Preparation of a multifunctional bio-based adhesive inspired by the structure of dragonfly wings

Abstract

Traditional formaldehyde-based adhesives have problems such as dependence on petrochemical resources and release of formaldehyde. Therefore, preparing multifunctional bio-based adhesives with excellent mechanical properties to replace formaldehyde-based adhesives plays an important role in environmental sustainability.

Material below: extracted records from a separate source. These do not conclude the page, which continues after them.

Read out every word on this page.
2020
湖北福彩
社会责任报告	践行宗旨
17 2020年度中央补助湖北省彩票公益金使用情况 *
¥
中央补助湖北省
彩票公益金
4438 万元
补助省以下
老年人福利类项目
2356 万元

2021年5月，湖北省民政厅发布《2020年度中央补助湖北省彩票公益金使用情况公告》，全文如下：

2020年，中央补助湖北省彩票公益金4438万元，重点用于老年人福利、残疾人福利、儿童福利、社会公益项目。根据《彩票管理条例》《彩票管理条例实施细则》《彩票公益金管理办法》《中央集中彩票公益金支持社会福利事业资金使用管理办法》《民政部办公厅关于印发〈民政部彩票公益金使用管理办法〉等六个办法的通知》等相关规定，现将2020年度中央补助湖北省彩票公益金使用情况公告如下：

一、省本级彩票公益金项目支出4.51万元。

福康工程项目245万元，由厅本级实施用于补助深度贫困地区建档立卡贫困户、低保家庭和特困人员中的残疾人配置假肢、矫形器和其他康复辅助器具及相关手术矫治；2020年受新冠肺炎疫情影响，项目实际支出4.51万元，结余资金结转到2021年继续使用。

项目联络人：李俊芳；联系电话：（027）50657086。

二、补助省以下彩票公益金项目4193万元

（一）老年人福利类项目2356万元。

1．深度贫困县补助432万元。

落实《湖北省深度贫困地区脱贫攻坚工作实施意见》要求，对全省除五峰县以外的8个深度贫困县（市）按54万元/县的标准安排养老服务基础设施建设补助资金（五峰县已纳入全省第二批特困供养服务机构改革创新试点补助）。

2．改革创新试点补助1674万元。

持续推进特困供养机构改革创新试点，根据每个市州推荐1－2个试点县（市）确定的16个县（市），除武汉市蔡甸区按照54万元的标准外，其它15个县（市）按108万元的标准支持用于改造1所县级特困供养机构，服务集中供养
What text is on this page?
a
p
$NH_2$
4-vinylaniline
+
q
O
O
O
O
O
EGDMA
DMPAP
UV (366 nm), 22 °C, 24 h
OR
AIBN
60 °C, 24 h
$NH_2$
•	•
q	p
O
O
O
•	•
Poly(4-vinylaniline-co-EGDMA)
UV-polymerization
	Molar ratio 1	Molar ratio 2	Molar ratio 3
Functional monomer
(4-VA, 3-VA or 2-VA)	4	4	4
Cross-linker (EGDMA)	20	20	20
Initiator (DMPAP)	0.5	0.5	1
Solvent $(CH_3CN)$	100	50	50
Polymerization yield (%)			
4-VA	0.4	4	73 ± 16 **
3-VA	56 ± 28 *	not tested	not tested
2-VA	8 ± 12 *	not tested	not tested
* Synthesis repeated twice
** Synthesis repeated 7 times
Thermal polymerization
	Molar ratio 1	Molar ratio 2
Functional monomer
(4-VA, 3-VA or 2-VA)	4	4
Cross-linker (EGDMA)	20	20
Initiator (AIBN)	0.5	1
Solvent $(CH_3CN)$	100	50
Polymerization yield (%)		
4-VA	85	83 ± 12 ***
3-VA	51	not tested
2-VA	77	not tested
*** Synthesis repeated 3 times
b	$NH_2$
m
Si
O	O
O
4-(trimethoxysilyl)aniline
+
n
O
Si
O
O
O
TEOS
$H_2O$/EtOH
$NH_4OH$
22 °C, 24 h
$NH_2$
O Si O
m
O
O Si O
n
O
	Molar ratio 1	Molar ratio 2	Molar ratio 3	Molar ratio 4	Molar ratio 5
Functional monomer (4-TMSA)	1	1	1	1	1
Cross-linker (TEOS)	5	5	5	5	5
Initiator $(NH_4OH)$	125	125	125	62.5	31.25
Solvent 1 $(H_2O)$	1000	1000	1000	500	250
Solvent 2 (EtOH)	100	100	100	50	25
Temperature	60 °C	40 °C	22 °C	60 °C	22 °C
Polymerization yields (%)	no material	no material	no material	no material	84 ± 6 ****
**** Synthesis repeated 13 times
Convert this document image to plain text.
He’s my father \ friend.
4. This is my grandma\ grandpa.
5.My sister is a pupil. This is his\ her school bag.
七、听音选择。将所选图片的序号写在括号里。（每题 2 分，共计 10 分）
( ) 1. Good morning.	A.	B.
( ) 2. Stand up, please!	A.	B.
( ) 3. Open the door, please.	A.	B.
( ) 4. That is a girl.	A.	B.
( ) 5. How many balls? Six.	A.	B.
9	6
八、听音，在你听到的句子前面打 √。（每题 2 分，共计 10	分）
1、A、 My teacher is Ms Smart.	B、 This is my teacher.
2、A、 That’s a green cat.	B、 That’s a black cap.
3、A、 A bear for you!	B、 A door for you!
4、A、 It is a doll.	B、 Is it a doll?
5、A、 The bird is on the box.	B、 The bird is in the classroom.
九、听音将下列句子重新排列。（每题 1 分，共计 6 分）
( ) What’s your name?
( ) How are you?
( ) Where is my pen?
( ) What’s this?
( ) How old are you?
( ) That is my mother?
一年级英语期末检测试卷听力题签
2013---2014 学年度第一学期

In this paper, a soy protein adhesive that combines high toughness and strength was developed inspired by dragonfly wings. This strategy is based on a rigid neural network (CNF) framework and SPI-based dynamic network system. Functionalized nanofibers (CNF@TP) were tightly connected to SPI through Schiff base reaction and strong hydrogen bonding. The dry and wet shear strength of plywood prepared with modified adhesive reached 1.89 MPa and 1.25 MPa respectively, which were 117.2 % and 119.3 % higher than SPI adhesive. The inorganic mineral component (ZnO) formed an organic-inorganic hybrid structure with soy protein, which improved the mildew resistance, flame retardancy and UV resistance of the adhesive. The storage time of the liquid/solid adhesive was extended to 30/50 days respectively. Cross-linker (TGA) strengthened the cross-linked network, the moisture absorption rate of the adhesive decreased to 11.9 %, the residual rate increased to 56.8 %, improved the water resistance. This bionic structure engineering (BSE) provides a research idea for the development of multifunctional composite materials with strong performance. This technology is expected to be applied to many fields such as plywood industry, aerospace and cultural relics restoration.